Bristol-Myers said profits for the three months ending in December came in at $94 cents a share, firmly ahead of the consensus estimate of 85 cents and up 38% from the same period last year. Group revenues, Bristol-Myers said, rose 10% to $5.973 billion, just ahead of the Street forecast of $5.95 billion.

"I am proud of our results in 2018, which were based on superior commercial performance for our prioritized brands and important scientific advances that continue to diversify our R&D pipeline," said CEO Giovanni Caforio. "We are beginning 2019 with good momentum in our current business, with Opdivo and Eliquis continuing as strong and growing franchises."

"Our planned acquisition of Celgene will position us to create a leading biopharma company, with best-in-class franchises, significant near-term launch opportunities and a deep and broad pipeline, creating an even stronger foundation for long-term sustainable growth."

Bristol-Myers shares fell 1.9% to close at $49.02 on Thursday.

Bristol-Myers agreed to buy Celgene Corp. (CELG - Get Report)  earlier this month in a deal that values the cancer drug specialist at $74 billion. The combined group -- which will be 69% owned by Bristol-Myers -- would have a portfolio with nine drugs that generate more than $1 billion in sales, the companies said.

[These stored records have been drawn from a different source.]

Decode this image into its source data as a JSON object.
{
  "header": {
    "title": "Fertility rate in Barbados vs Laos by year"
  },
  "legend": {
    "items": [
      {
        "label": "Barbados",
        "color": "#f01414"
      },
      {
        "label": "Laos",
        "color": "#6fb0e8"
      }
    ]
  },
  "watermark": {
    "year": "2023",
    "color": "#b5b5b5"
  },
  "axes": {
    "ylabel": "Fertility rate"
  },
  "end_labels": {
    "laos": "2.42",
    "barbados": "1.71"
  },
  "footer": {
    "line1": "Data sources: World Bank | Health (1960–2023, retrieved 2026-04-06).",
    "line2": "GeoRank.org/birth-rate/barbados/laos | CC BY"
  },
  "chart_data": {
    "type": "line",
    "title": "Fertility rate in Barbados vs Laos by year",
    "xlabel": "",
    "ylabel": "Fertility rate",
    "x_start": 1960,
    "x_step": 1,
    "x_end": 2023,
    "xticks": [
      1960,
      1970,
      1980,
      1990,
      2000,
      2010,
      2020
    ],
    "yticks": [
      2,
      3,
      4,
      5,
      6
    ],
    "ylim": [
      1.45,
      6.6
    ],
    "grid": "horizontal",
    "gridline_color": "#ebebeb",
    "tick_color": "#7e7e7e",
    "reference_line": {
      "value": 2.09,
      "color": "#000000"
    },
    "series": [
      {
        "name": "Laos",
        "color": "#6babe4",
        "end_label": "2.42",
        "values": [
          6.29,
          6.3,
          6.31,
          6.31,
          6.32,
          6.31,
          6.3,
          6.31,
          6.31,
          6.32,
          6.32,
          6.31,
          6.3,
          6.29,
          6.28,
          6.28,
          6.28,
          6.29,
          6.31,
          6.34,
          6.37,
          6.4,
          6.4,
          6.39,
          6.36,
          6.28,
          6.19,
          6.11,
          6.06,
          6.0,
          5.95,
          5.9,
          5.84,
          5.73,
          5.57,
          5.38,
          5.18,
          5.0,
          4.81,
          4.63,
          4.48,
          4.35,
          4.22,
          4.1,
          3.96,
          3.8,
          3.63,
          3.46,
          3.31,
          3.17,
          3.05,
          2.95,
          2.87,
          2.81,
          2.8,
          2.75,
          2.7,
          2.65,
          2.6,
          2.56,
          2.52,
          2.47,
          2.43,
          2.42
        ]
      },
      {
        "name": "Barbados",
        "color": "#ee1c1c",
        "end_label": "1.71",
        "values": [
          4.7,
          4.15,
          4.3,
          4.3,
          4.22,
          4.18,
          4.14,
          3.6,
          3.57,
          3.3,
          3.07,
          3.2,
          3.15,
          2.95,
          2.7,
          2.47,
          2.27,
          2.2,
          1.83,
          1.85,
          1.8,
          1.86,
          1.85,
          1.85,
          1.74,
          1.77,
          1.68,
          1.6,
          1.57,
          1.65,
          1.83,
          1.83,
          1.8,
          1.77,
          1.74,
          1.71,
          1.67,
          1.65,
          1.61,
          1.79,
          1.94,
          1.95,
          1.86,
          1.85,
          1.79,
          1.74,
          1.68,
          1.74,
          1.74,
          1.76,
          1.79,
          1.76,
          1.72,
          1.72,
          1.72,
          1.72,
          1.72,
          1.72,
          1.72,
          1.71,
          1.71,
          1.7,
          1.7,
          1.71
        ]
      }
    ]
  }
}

Bristol-Myers also confirmed preliminary 2019 earnings guidance it published alongside the Celgene merger announcement in early January that looked moderately higher than the Street consensus.

The company said it sees non-GAAP earnings of between $4.10 and $4.20 per share, topping the $4.07 estimate from Refinitiv IBES but excluding the impact of the Celgene acquisition, and will plan an accelerated share buyback worth around $5 billion.

Bristol-Myers was told by the FDA in October that the agency extended the approval date for a market approval for its key 'Opdivo plus Yervoy' cancer therapy combination until May 2019.

EU regulators asked for more information on the therapy, which is being tested as part of a trial the group calls 'CheckMate -227', including an overall survival (OS) analysis for certain types of patients. Bristol-Myers said an OS analysis for the same patient sub-group was also submitted to the FDA.
 
Opdivo, which Bristol-Myers classifies as a "prioritized brand" that harnesses the body's own immune system to fight cancer, saw sales rise 33% to $443 million over the fourth quarter, while  Yervoy revenues grew 43% to $115 million.